Sacó la libreta otra vez y subrayó la pregunta que había anotado sobre Dibaltji. Acto seguido anotó:
«¿Quién podría querer que un avance como el que propone no se terminara?»
uno de los mayores problemas para la exploración, además de encontrar voluntarios, era la total incomunicación en la que las naves se encontraban al momento de salir de un salto direccional o de un agujero de gusano recién descubierto. En los últimos años se sabía de por lo menos seis naves exploradoras que simplemente habían desaparecido sin dejar rastros. Otras habían sido encontradas destruidas, pero la imposibilidad de entregar mensajes que llegaran sin demora a las regiones colonizadas significaba que las causas permanecían en el misterio.

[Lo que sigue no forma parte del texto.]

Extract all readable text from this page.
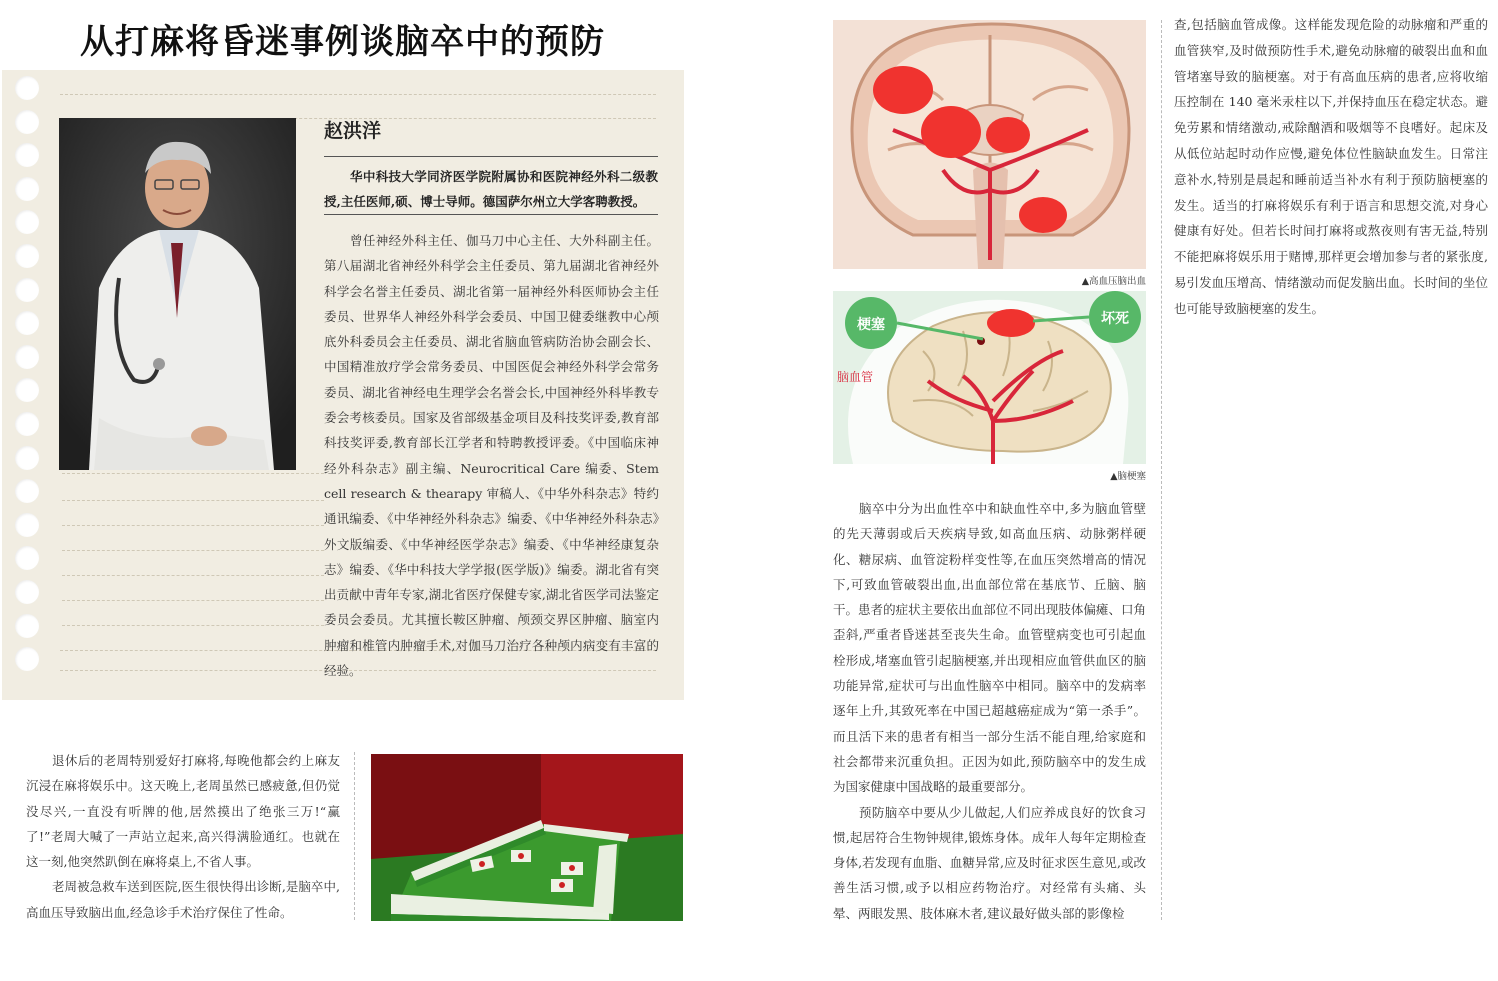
从打麻将昏迷事例谈脑卒中的预防
赵洪洋
华中科技大学同济医学院附属协和医院神经外科二级教授,主任医师,硕、博士导师。德国萨尔州立大学客聘教授。

曾任神经外科主任、伽马刀中心主任、大外科副主任。第八届湖北省神经外科学会主任委员、第九届湖北省神经外科学会名誉主任委员、湖北省第一届神经外科医师协会主任委员、世界华人神经外科学会委员、中国卫健委继教中心颅底外科委员会主任委员、湖北省脑血管病防治协会副会长、中国精准放疗学会常务委员、中国医促会神经外科学会常务委员、湖北省神经电生理学会名誉会长,中国神经外科毕教专委会考核委员。国家及省部级基金项目及科技奖评委,教育部科技奖评委,教育部长江学者和特聘教授评委。《中国临床神经外科杂志》副主编、Neurocritical Care 编委、Stem cell research & thearapy 审稿人、《中华外科杂志》特约通讯编委、《中华神经外科杂志》编委、《中华神经外科杂志》外文版编委、《中华神经医学杂志》编委、《中华神经康复杂志》编委、《华中科技大学学报(医学版)》编委。湖北省有突出贡献中青年专家,湖北省医疗保健专家,湖北省医学司法鉴定委员会委员。尤其擅长鞍区肿瘤、颅颈交界区肿瘤、脑室内肿瘤和椎管内肿瘤手术,对伽马刀治疗各种颅内病变有丰富的经验。

退休后的老周特别爱好打麻将,每晚他都会约上麻友沉浸在麻将娱乐中。这天晚上,老周虽然已感疲惫,但仍觉没尽兴,一直没有听牌的他,居然摸出了绝张三万!“赢了!”老周大喊了一声站立起来,高兴得满脸通红。也就在这一刻,他突然趴倒在麻将桌上,不省人事。

老周被急救车送到医院,医生很快得出诊断,是脑卒中,高血压导致脑出血,经急诊手术治疗保住了性命。

▲高血压脑出血
梗塞	坏死
脑血管
▲脑梗塞

脑卒中分为出血性卒中和缺血性卒中,多为脑血管壁的先天薄弱或后天疾病导致,如高血压病、动脉粥样硬化、糖尿病、血管淀粉样变性等,在血压突然增高的情况下,可致血管破裂出血,出血部位常在基底节、丘脑、脑干。患者的症状主要依出血部位不同出现肢体偏瘫、口角歪斜,严重者昏迷甚至丧失生命。血管壁病变也可引起血栓形成,堵塞血管引起脑梗塞,并出现相应血管供血区的脑功能异常,症状可与出血性脑卒中相同。脑卒中的发病率逐年上升,其致死率在中国已超越癌症成为“第一杀手”。而且活下来的患者有相当一部分生活不能自理,给家庭和社会都带来沉重负担。正因为如此,预防脑卒中的发生成为国家健康中国战略的最重要部分。

预防脑卒中要从少儿做起,人们应养成良好的饮食习惯,起居符合生物钟规律,锻炼身体。成年人每年定期检查身体,若发现有血脂、血糖异常,应及时征求医生意见,或改善生活习惯,或予以相应药物治疗。对经常有头痛、头晕、两眼发黑、肢体麻木者,建议最好做头部的影像检

查,包括脑血管成像。这样能发现危险的动脉瘤和严重的血管狭窄,及时做预防性手术,避免动脉瘤的破裂出血和血管堵塞导致的脑梗塞。对于有高血压病的患者,应将收缩压控制在 140 毫米汞柱以下,并保持血压在稳定状态。避免劳累和情绪激动,戒除酗酒和吸烟等不良嗜好。起床及从低位站起时动作应慢,避免体位性脑缺血发生。日常注意补水,特别是晨起和睡前适当补水有利于预防脑梗塞的发生。适当的打麻将娱乐有利于语言和思想交流,对身心健康有好处。但若长时间打麻将或熬夜则有害无益,特别不能把麻将娱乐用于赌博,那样更会增加参与者的紧张度,易引发血压增高、情绪激动而促发脑出血。长时间的坐位也可能导致脑梗塞的发生。
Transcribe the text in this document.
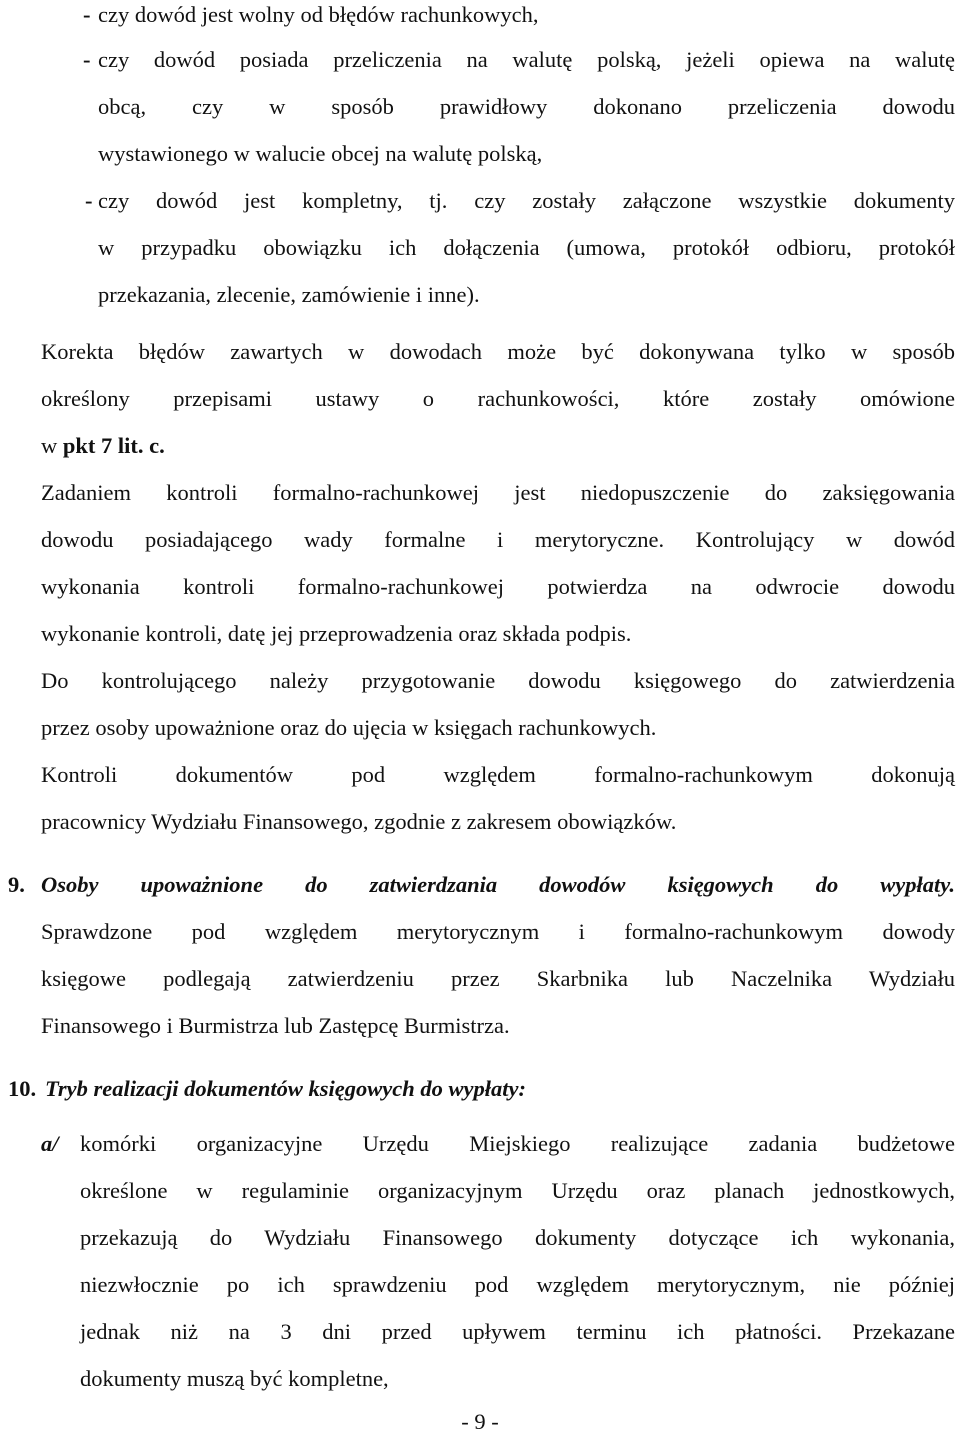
- czy dowód jest wolny od błędów rachunkowych,
- czy dowód posiada przeliczenia na walutę polską, jeżeli opiewa na walutę
obcą, czy w sposób prawidłowy dokonano przeliczenia dowodu
wystawionego w walucie obcej na walutę polską,
- czy dowód jest kompletny, tj. czy zostały załączone wszystkie dokumenty
w przypadku obowiązku ich dołączenia (umowa, protokół odbioru, protokół
przekazania, zlecenie, zamówienie i inne).
Korekta błędów zawartych w dowodach może być dokonywana tylko w sposób
określony przepisami ustawy o rachunkowości, które zostały omówione
w pkt 7 lit. c.
Zadaniem kontroli formalno-rachunkowej jest niedopuszczenie do zaksięgowania
dowodu posiadającego wady formalne i merytoryczne. Kontrolujący w dowód
wykonania kontroli formalno-rachunkowej potwierdza na odwrocie dowodu
wykonanie kontroli, datę jej przeprowadzenia oraz składa podpis.
Do kontrolującego należy przygotowanie dowodu księgowego do zatwierdzenia
przez osoby upoważnione oraz do ujęcia w księgach rachunkowych.
Kontroli dokumentów pod względem formalno-rachunkowym dokonują
pracownicy Wydziału Finansowego, zgodnie z zakresem obowiązków.
9. Osoby upoważnione do zatwierdzania dowodów księgowych do wypłaty.
Sprawdzone pod względem merytorycznym i formalno-rachunkowym dowody
księgowe podlegają zatwierdzeniu przez Skarbnika lub Naczelnika Wydziału
Finansowego i Burmistrza lub Zastępcę Burmistrza.
10. Tryb realizacji dokumentów księgowych do wypłaty:
a/ komórki organizacyjne Urzędu Miejskiego realizujące zadania budżetowe
określone w regulaminie organizacyjnym Urzędu oraz planach jednostkowych,
przekazują do Wydziału Finansowego dokumenty dotyczące ich wykonania,
niezwłocznie po ich sprawdzeniu pod względem merytorycznym, nie później
jednak niż na 3 dni przed upływem terminu ich płatności. Przekazane
dokumenty muszą być kompletne,
- 9 -
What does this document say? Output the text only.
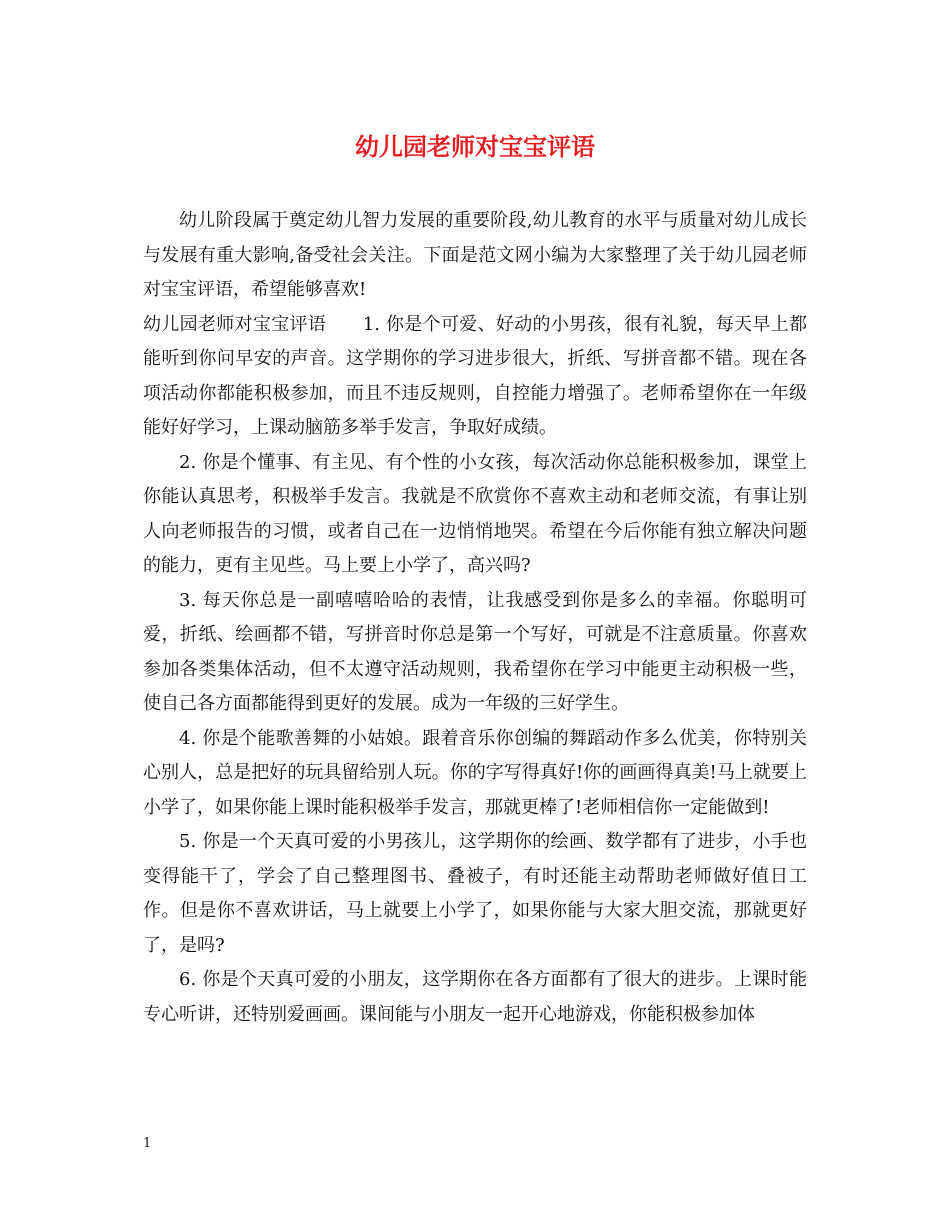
幼儿园老师对宝宝评语

幼儿阶段属于奠定幼儿智力发展的重要阶段,幼儿教育的水平与质量对幼儿成长与发展有重大影响,备受社会关注。下面是范文网小编为大家整理了关于幼儿园老师对宝宝评语，希望能够喜欢!

幼儿园老师对宝宝评语　　1. 你是个可爱、好动的小男孩，很有礼貌，每天早上都能听到你问早安的声音。这学期你的学习进步很大，折纸、写拼音都不错。现在各项活动你都能积极参加，而且不违反规则，自控能力增强了。老师希望你在一年级能好好学习，上课动脑筋多举手发言，争取好成绩。

2. 你是个懂事、有主见、有个性的小女孩，每次活动你总能积极参加，课堂上你能认真思考，积极举手发言。我就是不欣赏你不喜欢主动和老师交流，有事让别人向老师报告的习惯，或者自己在一边悄悄地哭。希望在今后你能有独立解决问题的能力，更有主见些。马上要上小学了，高兴吗?

3. 每天你总是一副嘻嘻哈哈的表情，让我感受到你是多么的幸福。你聪明可爱，折纸、绘画都不错，写拼音时你总是第一个写好，可就是不注意质量。你喜欢参加各类集体活动，但不太遵守活动规则，我希望你在学习中能更主动积极一些，使自己各方面都能得到更好的发展。成为一年级的三好学生。

4. 你是个能歌善舞的小姑娘。跟着音乐你创编的舞蹈动作多么优美，你特别关心别人，总是把好的玩具留给别人玩。你的字写得真好!你的画画得真美!马上就要上小学了，如果你能上课时能积极举手发言，那就更棒了!老师相信你一定能做到!

5. 你是一个天真可爱的小男孩儿，这学期你的绘画、数学都有了进步，小手也变得能干了，学会了自己整理图书、叠被子，有时还能主动帮助老师做好值日工作。但是你不喜欢讲话，马上就要上小学了，如果你能与大家大胆交流，那就更好了，是吗?

6. 你是个天真可爱的小朋友，这学期你在各方面都有了很大的进步。上课时能专心听讲，还特别爱画画。课间能与小朋友一起开心地游戏，你能积极参加体

1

Si se lograba un sistema de comunicaciones inmediato, las naves de exploración podrían entregar informes continuos en tiempo real.
Naturalmente cabía la posibilidad de que una de las innumerables empresas rivales de la Galacom estuviese interesada en detener el trabajo de Dibaltji, pero en realidad lo más lógico era tratar de atraerlo a sus filas en lugar de matarlo.
En el hecho la información de la seguridad alcantarana mostraba que el investigador había recibido por lo menos cinco ofertas desde que su primer trabajo fuese publicado.
Atraerlo, no eliminarlo.
A parte de eso, Dibaltji no parecía tener enemigos. Una novia formal y conocida y querida por muchos, un grupo de amigos del trabajo, vecinos tranquilos y que lo apreciaban por ser también tranquilo, una vida normal y corriente, lejos de cualquier cosa peligrosa. Pero algo había llamado al peligro.
Debía ser la primera víctima que escapaba a Redswan, si es que no se había producido un nuevo intento, y sólo había escapado porque tenía a su alrededor un aparato de seguridad del que ni siquiera era consciente.
En parte esta consideración eliminaba al grupo de dignatarios alcantaranos como sospechosos, pero Jaime no estaba dispuesto a tragarse algo tan fácil como eso. Sus instintos le decían que el intento de asesinato no tenía nada que ver con el origen imperial de Dibaltji, pero no por ello descartaba de plano la posibilidad.